Summertime Reflection




Dear Friends,

There isn’t a day of the year that the obituary page of our newspapers is omitted. Every day people die. Yet, many of us begin thinking about death only as the signs of death, our own or others’, become imminent. We label earlier thoughts about death as premature, morbid,  depressing.  After all, people are living longer and longer. I can put off these thoughts for now.

A summertime reflection on death, in the midst of the lush and varied growth of field, vine, trees and children is good for the soul. I mean reflection on death’s place in the whole of a human life, not its complicated medical aspects.  Death  is a moment of completion, a cherished moment in which we can say “I did my best ”-  in which we can say, with  Jesus in John’s gospel  “It is finished.” (John 19.30) The Greek word for this cry of Jesus on the cross is tetekestai, which is not a cry of defeat, but rather the shout of the victor when  (s)he achieves the goal.

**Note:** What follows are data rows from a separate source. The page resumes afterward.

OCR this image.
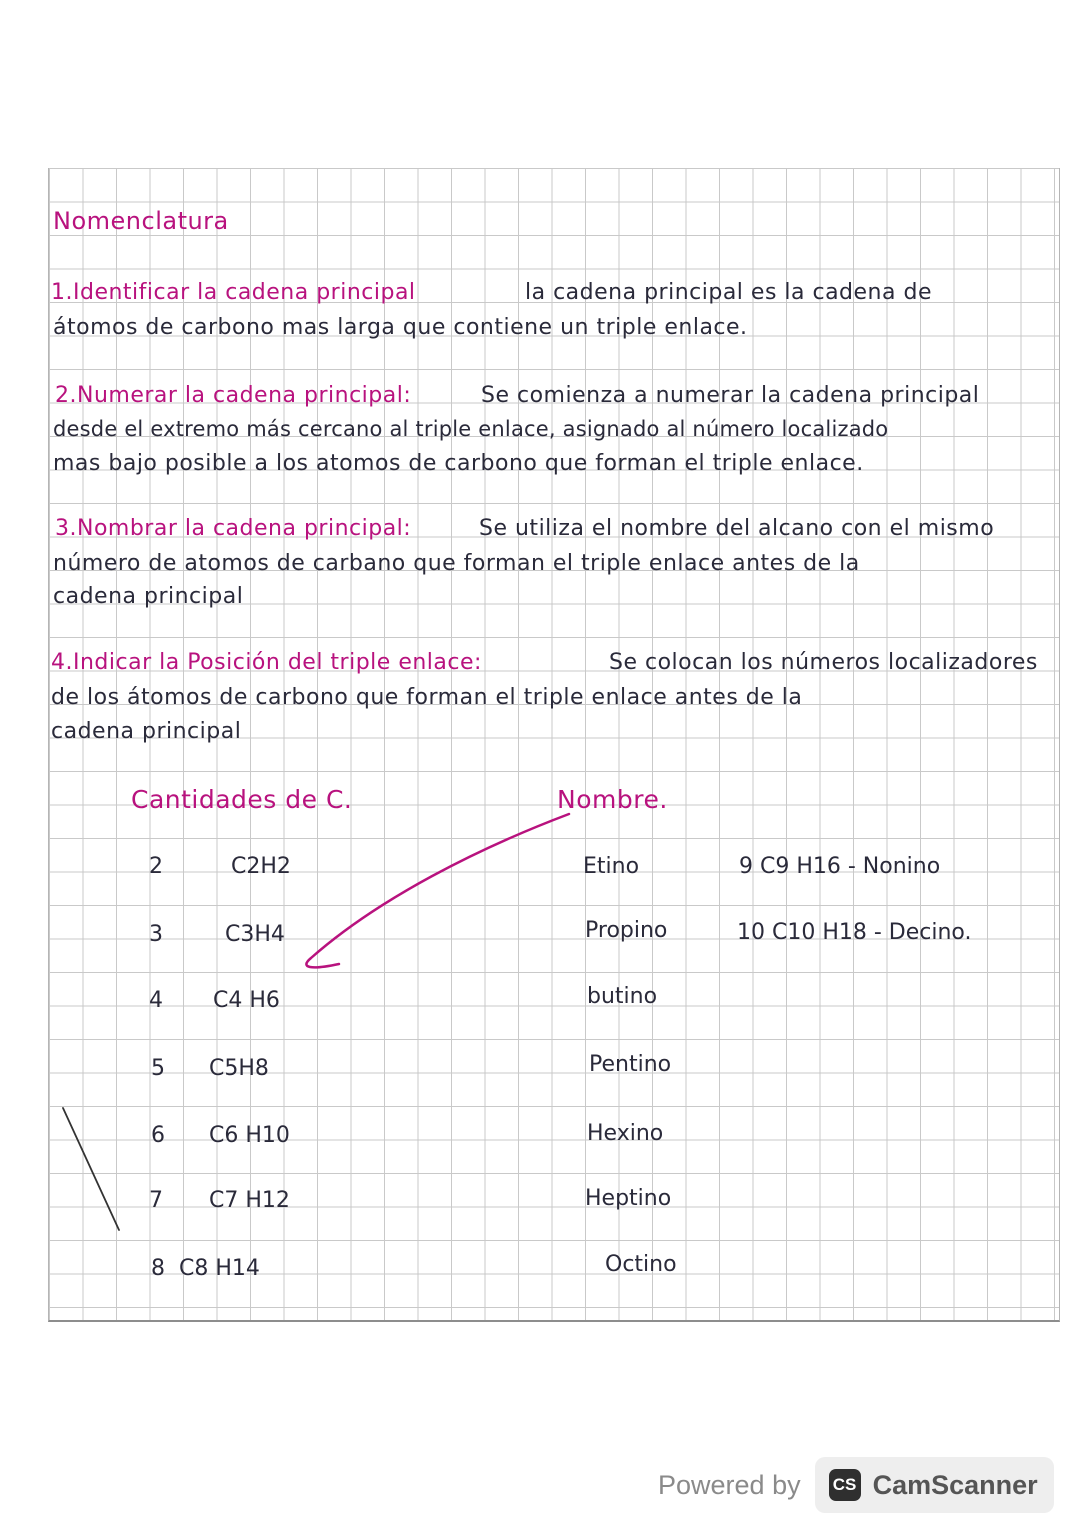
Nomenclatura
1.Identificar la cadena principal	la cadena principal es la cadena de
átomos de carbono mas larga que contiene un triple enlace.
2.Numerar la cadena principal:	Se comienza a numerar la cadena principal
desde el extremo más cercano al triple enlace, asignado al número localizado
mas bajo posible a los atomos de carbono que forman el triple enlace.
3.Nombrar la cadena principal:	Se utiliza el nombre del alcano con el mismo
número de atomos de carbano que forman el triple enlace antes de la
cadena principal
4.Indicar la Posición del triple enlace:	Se colocan los números localizadores
de los átomos de carbono que forman el triple enlace antes de la
cadena principal
Cantidades de C.	Nombre.
2	C2H2	Etino
3	C3H4	Propino
4 C4 H6	butino
5 C5H8	Pentino
6 C6 H10	Hexino
7 C7 H12	Heptino
8 C8 H14	Octino
9 C9 H16 - Nonino
10 C10 H18 - Decino.
Powered by CS CamScanner
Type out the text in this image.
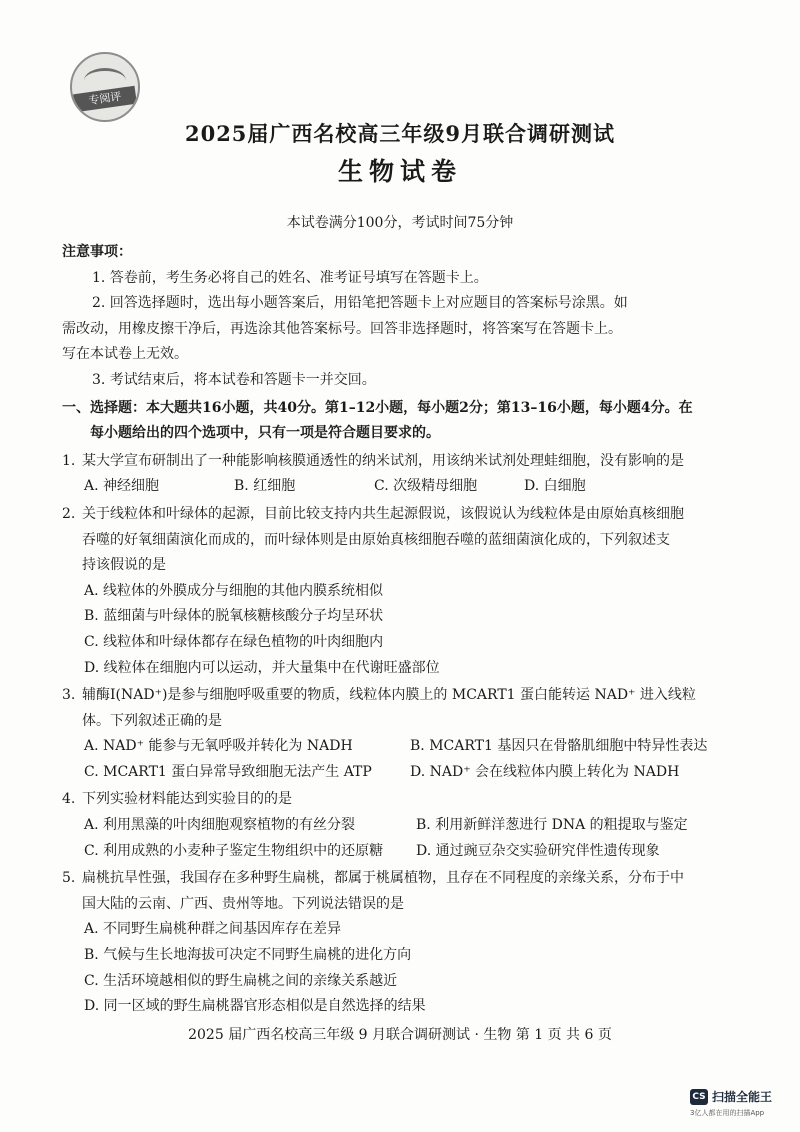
专阅评
2025届广西名校高三年级9月联合调研测试
生物试卷
本试卷满分100分，考试时间75分钟
注意事项：

1. 答卷前，考生务必将自己的姓名、准考证号填写在答题卡上。

2. 回答选择题时，选出每小题答案后，用铅笔把答题卡上对应题目的答案标号涂黑。如

需改动，用橡皮擦干净后，再选涂其他答案标号。回答非选择题时，将答案写在答题卡上。

写在本试卷上无效。

3. 考试结束后，将本试卷和答题卡一并交回。

一、选择题：本大题共16小题，共40分。第1–12小题，每小题2分；第13–16小题，每小题4分。在
每小题给出的四个选项中，只有一项是符合题目要求的。
1. 某大学宣布研制出了一种能影响核膜通透性的纳米试剂，用该纳米试剂处理蛙细胞，没有影响的是
A. 神经细胞	B. 红细胞	C. 次级精母细胞	D. 白细胞
2. 关于线粒体和叶绿体的起源，目前比较支持内共生起源假说，该假说认为线粒体是由原始真核细胞
吞噬的好氧细菌演化而成的，而叶绿体则是由原始真核细胞吞噬的蓝细菌演化成的，下列叙述支
持该假说的是
A. 线粒体的外膜成分与细胞的其他内膜系统相似
B. 蓝细菌与叶绿体的脱氧核糖核酸分子均呈环状
C. 线粒体和叶绿体都存在绿色植物的叶肉细胞内
D. 线粒体在细胞内可以运动，并大量集中在代谢旺盛部位
3. 辅酶Ⅰ(NAD⁺)是参与细胞呼吸重要的物质，线粒体内膜上的 MCART1 蛋白能转运 NAD⁺ 进入线粒
体。下列叙述正确的是
A. NAD⁺ 能参与无氧呼吸并转化为 NADH	B. MCART1 基因只在骨骼肌细胞中特异性表达
C. MCART1 蛋白异常导致细胞无法产生 ATP	D. NAD⁺ 会在线粒体内膜上转化为 NADH
4. 下列实验材料能达到实验目的的是
A. 利用黑藻的叶肉细胞观察植物的有丝分裂	B. 利用新鲜洋葱进行 DNA 的粗提取与鉴定
C. 利用成熟的小麦种子鉴定生物组织中的还原糖	D. 通过豌豆杂交实验研究伴性遗传现象
5. 扁桃抗旱性强，我国存在多种野生扁桃，都属于桃属植物，且存在不同程度的亲缘关系，分布于中
国大陆的云南、广西、贵州等地。下列说法错误的是
A. 不同野生扁桃种群之间基因库存在差异
B. 气候与生长地海拔可决定不同野生扁桃的进化方向
C. 生活环境越相似的野生扁桃之间的亲缘关系越近
D. 同一区域的野生扁桃器官形态相似是自然选择的结果
2025 届广西名校高三年级 9 月联合调研测试 · 生物 第 1 页 共 6 页
CS 扫描全能王
3亿人都在用的扫描App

Death is not evil. It is not failure. It does not mean that the dying person has done something wrong to incur the punishment of God.  Death is a common experience for  every human being. As we approach death, what matters most is how we have lived. Throughout our life, what response to the many deaths that come our way do we exhibit, cultivate, pray over?  We experience the death of a dream, of one particular moment in one’s life, the death of a relationship, the death of playfulness or the death of an idea.

True, the death of a loved one or our own impending death saddens us. After all, we love life as we experience it and we love many people who die before we do.  We say death is unfair. The news of it crushes us, angers us, makes guilt arise in us and sometimes, if we are honest,  relieves us. Death will come in its own good time. Some current conversations in society promote hastening death or  prolonging life even if it has no retrievable human qualities. Sometimes we find no words to express what we think of death. Like Jesus at the tomb of Lazarus, all we can do is weep.

Let’s put aside the legal and medical issues that at another critical point in life can’t be put aside. Let’s linger over the meaning of death as the threshold into the unknown, a journey toward a new horizon. Consider again Jesus as he heard about and then experienced the death of his beloved Lazarus (John 11.1 – 44. )”this illness is not to end in death,”  Jesus said. (John 11.4) Death, as in the case of Lazarus, may be  immediate result of illness, bit it is not the ultimate result. There is more.
So ask “What is the fate of those who seek a life-long relationship with Jesus?”

Life. Not life without sadness or pain, but life in all its fullness, today and tomorrow and forever.
All of this is worth thinking about here and now.